Total variation multiscale estimators for linear inverse problems

Even though the statistical theory of linear inverse problems is a well-studied topic, certain relevant cases remain open. Among these is the estimation of functions of bounded variation ($BV$), meaning $L^1$ functions on a $d$-dimensional domain whose weak first derivatives are finite Radon measures. The estimation of $BV$ functions is relevant in many applications, since it involves minimal smoothness assumptions and gives simplified, interpretable cartoonized reconstructions. In this paper we propose a novel technique for estimating $BV$ functions in an inverse problem setting, and provide theoretical guaranties by showing that the proposed estimator is minimax optimal up to logarithms with respect to the $L^q$-risk, for any $q\in[1,\infty)$. This is to the best of our knowledge the first convergence result for $BV$ functions in inverse problems in dimension $d\geq 2$, and it extends the results by Donoho (Appl.

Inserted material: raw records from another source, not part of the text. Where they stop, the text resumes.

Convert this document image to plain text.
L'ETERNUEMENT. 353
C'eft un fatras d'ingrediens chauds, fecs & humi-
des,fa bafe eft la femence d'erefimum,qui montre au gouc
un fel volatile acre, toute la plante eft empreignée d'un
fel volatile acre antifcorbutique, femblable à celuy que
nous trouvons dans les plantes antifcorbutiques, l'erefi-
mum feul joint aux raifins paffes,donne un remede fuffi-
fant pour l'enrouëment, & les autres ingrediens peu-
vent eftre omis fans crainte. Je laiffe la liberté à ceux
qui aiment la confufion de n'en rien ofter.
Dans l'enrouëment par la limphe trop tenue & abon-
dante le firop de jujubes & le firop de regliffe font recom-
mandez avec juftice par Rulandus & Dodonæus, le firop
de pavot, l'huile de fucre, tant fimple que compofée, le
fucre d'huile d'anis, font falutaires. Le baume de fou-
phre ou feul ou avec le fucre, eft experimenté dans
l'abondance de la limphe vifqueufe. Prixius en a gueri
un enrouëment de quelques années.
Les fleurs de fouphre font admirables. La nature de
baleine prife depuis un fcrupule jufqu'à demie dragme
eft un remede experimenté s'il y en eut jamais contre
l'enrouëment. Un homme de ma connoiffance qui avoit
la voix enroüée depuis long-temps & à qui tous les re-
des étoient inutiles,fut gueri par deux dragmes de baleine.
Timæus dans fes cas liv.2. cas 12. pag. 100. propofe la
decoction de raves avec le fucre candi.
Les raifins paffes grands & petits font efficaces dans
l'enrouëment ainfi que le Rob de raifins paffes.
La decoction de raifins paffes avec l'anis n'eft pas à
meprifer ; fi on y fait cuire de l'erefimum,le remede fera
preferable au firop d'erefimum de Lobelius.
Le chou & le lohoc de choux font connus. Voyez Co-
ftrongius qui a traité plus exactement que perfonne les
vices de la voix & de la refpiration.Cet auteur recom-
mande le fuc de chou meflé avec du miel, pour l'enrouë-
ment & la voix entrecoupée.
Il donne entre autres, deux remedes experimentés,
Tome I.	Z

Comput. Harmon. Anal., 2(2):101--126, 1995) in $d=1$. Furthermore, our analysis unravels a novel regime for large $q$ in which the minimax rate is slower than $n^{-1/(d+2\beta+2)}$, where $\beta$ is the degree of ill-posedness: our analysis shows that this slower rate arises from the low smoothness of $BV$ functions. The proposed estimator combines variational regularization techniques with the wavelet-vaguelette decomposition of operators.